In 2003, as the opioid epidemic devastated the entire regions of the United States, Frank Luntz encouraged people to take more OxyContin. Are we making this up? No, we’re not. Quote: “I am a proponent of the pharmaceutical industry.” Frank Luntz told PBS. “I’m a supporter of a very famous medication right now, OxyContin, because I think that this is a miracle drug which allows people to get through the day.”

Now some people, Frank Luntz acknowledged, quote, ” … want to see OxyContin taken off the market,” but not Frank Luntz. He was taking money from Purdue Pharma, quote: “I believe that there are things worth fighting for.” Yes. Apparently.

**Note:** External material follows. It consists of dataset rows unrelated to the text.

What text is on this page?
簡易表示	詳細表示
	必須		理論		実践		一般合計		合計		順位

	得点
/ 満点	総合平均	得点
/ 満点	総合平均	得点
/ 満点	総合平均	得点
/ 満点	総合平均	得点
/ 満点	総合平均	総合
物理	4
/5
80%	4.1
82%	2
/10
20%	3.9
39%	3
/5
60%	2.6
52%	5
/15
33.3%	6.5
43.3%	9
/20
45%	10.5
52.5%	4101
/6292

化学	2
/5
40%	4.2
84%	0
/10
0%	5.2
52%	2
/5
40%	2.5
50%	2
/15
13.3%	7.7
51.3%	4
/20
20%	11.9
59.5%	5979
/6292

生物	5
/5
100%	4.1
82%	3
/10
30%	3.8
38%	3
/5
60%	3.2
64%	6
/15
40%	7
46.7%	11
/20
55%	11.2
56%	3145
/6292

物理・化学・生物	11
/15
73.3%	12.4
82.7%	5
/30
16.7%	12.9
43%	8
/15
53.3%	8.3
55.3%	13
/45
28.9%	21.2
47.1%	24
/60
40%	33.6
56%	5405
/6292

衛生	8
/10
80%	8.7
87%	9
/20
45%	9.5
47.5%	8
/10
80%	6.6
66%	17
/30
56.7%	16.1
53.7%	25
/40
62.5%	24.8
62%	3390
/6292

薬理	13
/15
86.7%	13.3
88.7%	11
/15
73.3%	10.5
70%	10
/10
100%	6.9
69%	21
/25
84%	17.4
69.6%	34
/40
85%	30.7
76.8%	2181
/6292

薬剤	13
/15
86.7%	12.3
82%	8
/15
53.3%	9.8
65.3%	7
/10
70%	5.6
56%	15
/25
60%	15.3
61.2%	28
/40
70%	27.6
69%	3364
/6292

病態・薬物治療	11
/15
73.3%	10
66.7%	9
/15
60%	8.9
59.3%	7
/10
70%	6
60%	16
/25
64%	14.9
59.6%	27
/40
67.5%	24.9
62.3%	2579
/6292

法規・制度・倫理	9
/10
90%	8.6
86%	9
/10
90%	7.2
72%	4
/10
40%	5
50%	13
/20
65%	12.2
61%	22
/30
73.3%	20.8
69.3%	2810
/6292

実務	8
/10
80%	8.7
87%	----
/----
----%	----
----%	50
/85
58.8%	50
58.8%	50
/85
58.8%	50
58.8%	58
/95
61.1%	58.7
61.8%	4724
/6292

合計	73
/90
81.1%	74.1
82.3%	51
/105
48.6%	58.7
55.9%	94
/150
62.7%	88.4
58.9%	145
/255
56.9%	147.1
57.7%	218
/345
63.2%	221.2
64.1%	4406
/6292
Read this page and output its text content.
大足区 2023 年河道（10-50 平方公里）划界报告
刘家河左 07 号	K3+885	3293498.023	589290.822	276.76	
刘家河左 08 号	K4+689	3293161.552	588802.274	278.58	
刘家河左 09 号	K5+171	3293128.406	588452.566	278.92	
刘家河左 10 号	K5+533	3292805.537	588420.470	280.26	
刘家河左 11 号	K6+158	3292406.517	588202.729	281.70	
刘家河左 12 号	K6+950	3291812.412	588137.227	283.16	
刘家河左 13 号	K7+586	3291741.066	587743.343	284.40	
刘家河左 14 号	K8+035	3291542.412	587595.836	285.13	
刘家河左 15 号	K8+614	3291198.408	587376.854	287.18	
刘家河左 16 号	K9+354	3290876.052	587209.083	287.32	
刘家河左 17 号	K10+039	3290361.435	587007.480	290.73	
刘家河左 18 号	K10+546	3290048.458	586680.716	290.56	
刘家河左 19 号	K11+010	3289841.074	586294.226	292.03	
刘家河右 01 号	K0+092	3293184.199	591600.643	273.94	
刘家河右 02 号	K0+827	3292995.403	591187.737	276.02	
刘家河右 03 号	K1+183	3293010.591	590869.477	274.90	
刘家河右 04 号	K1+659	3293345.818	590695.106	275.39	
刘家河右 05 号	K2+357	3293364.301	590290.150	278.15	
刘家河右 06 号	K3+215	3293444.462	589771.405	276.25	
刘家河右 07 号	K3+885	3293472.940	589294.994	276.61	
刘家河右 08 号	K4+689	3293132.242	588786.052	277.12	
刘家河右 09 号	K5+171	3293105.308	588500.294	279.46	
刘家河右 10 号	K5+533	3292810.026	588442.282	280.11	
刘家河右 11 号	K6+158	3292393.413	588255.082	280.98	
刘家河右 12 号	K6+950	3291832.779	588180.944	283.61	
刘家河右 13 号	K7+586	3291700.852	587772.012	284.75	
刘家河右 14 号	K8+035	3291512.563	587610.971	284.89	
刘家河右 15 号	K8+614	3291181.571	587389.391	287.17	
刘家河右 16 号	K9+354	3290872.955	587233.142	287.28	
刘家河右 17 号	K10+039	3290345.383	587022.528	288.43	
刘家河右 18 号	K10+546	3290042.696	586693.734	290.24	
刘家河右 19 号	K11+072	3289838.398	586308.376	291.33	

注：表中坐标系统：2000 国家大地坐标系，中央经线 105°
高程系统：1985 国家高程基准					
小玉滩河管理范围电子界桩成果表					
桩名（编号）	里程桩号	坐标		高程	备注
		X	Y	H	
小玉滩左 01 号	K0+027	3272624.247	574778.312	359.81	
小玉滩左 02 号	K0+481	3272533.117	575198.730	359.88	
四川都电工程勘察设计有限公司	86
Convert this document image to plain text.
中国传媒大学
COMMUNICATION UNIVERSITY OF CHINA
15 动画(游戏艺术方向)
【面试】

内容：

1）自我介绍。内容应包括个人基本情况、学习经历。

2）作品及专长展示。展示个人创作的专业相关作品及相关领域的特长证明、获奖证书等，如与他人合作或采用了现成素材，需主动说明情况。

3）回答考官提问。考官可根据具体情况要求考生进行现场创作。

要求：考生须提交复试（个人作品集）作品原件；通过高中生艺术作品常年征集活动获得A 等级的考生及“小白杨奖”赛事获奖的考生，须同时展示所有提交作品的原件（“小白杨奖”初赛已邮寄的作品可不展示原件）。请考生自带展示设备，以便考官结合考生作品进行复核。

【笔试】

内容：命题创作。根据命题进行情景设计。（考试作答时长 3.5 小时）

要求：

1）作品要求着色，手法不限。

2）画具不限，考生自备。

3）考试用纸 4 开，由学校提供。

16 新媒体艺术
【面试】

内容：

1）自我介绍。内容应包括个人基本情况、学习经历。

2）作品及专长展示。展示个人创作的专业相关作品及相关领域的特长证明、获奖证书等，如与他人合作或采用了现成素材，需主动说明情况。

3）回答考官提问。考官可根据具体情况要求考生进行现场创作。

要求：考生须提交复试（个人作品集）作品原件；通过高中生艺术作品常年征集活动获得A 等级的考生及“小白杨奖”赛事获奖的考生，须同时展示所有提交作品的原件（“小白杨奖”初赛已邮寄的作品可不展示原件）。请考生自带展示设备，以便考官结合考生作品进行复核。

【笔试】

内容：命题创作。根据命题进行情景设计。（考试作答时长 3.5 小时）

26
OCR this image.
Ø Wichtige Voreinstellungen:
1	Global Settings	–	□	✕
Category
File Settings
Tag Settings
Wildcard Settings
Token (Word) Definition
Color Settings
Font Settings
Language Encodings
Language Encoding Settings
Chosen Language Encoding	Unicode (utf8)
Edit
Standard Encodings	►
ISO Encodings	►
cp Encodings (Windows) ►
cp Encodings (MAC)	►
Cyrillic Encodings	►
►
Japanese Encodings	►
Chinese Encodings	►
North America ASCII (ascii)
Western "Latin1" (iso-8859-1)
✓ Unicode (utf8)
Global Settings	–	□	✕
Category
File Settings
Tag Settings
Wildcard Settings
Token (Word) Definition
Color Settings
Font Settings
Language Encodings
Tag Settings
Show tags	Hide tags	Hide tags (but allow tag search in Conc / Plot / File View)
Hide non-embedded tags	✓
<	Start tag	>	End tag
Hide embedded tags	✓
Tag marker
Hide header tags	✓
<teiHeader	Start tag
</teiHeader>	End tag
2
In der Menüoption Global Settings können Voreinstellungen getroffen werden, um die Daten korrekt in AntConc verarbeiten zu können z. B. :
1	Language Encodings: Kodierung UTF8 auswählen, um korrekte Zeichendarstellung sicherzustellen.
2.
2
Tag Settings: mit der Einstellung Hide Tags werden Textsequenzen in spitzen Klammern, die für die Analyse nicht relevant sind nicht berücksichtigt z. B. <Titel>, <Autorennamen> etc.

A lawsuit filed against Purdue Pharma by the State of Massachusetts in 2019 includes multiple references to Frank Luntz. According to that suit, Luntz and his company helped Purdue Pharma devise ways of quote, “deflecting blame” from Purdue’s addictive drugs by stigmatizing people who become addictive.

The State of Vermont filed a similar lawsuit against Purdue Pharma, and it also mentioned Frank Luntz.

According to those lawsuits, Luntz proposed that Purdue Pharma adopt a strategy of emphasizing some quote, “key messages that work.” By the way, those words were spelled in all caps for emphasis.

One of those messages and we’re quoting, “It’s not addiction, it’s abuse. It’s about personal responsibility.” Right? So your 19-year-old just died of a drug OD after Purdue Pharma flooded your town with addictive narcotics, but stop complaining. It’s her fault she died.

It’s about personal responsibility.

This is the guy Republican leaders just went to this week for quote, “messaging guidance on hot topics.”

And you wonder why you no longer recognize the party that you vote for.